Regulation of glycogen concentration and glycogen synthase activity in skeletal muscle of insulin-resistant rats

The aim of this study was to investigate the effect of insulin resistance on glycogen concentration and glycogen synthase activity in the red and white gastrocnemius muscles and to determine whether the inverse relationship existing between glycogen concentration and enzyme activity is maintained in insulin resistant state. These questions were addressed using 3 models that induce various degrees of insulin resistance: sucrose feeding, dexamethasone administration, and a combination of both treatments (dex+sucrose). Sucrose feeding raised triglyceride levels without affecting plasma glucose or insulin concentrations whereas dexamethasone and dex+sucrose provoked severe hyperinsulinemia, hyperglycemia and hypertriglyceridemia. Sucrose feeding did not alter muscle glycogen concentration but provoked a small reduction in the glycogen synthase activity ratio (-/+ glucose-6-phosphate) in red but not in white gastrocnemius.

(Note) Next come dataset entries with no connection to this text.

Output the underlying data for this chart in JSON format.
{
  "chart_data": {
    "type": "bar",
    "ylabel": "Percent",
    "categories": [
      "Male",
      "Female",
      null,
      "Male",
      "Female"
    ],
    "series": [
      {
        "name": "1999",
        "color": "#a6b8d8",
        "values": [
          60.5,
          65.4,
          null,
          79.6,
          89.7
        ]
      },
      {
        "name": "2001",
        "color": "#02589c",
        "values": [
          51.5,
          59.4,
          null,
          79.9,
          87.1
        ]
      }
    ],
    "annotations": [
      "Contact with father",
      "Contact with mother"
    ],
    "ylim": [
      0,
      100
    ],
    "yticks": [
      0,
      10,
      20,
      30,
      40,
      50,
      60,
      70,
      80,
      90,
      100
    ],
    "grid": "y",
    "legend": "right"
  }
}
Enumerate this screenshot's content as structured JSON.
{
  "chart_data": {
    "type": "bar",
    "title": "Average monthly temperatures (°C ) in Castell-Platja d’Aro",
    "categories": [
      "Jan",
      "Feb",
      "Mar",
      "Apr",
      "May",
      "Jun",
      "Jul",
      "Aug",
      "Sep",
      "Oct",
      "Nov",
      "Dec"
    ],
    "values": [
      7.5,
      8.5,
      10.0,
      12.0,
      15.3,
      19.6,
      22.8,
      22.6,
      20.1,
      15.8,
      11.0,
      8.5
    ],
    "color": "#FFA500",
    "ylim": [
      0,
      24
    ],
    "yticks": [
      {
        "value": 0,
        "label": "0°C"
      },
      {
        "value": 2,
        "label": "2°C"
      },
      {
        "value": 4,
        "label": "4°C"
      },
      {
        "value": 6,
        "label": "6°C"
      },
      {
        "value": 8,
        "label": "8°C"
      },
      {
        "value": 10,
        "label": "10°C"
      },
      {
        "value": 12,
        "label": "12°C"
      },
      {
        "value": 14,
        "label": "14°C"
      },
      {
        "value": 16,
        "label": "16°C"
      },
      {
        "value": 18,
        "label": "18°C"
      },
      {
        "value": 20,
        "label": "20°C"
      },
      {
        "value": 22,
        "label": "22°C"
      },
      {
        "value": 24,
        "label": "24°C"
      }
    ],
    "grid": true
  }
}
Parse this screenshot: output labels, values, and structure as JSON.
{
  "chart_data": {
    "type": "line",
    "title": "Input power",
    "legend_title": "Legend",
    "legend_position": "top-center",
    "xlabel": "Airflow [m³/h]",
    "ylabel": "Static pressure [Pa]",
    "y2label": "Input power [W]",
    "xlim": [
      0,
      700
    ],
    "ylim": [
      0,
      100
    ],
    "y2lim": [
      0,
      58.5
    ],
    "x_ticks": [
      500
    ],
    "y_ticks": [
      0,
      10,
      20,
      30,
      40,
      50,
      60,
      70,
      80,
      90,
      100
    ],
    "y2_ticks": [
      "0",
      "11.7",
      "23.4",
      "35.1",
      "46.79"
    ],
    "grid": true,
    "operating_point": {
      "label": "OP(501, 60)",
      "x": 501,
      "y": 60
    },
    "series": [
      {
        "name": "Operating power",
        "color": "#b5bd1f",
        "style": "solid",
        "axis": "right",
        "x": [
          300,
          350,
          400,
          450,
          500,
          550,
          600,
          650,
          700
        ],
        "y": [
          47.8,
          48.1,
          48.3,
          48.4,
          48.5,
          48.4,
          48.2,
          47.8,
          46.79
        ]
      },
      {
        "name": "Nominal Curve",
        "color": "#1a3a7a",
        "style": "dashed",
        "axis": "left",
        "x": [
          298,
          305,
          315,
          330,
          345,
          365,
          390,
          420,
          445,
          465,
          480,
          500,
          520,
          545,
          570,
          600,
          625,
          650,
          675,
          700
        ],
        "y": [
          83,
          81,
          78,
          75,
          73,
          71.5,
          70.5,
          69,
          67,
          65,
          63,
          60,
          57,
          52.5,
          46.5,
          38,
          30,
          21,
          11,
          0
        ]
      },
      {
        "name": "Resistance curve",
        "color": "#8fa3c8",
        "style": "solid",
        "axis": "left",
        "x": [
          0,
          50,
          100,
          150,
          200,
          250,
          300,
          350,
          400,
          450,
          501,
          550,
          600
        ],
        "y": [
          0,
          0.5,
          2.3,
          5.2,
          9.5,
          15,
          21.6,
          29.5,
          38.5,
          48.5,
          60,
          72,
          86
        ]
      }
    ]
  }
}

Dexamethasone administration augmented glycogen concentration and reduced glycogen synthase activity ratio in both muscle fiber types. In contrast, dex+sucrose animals showed decreased muscle glycogen concentration compared to dexamethasone group, leading to levels similar to those of control animals. This was associated with lower glycogen synthase activity compared to control animals leading to levels comparable to those of dexamethasone-treated animals. Thus, in dex+sucrose animals, the inverse relationship observed between glycogen levels and glycogen synthase activity was not maintained, suggesting that factors other than the glycogen concentration modulate the enzyme's activity. In conclusion, while insulin resistance was associated with a reduced glycogen synthase activity ratio, we found no correlation between muscle glycogen concentration and insulin resistance. Furthermore, our results suggest that sucrose treatment may modulate dexamethasone action in skeletal muscle.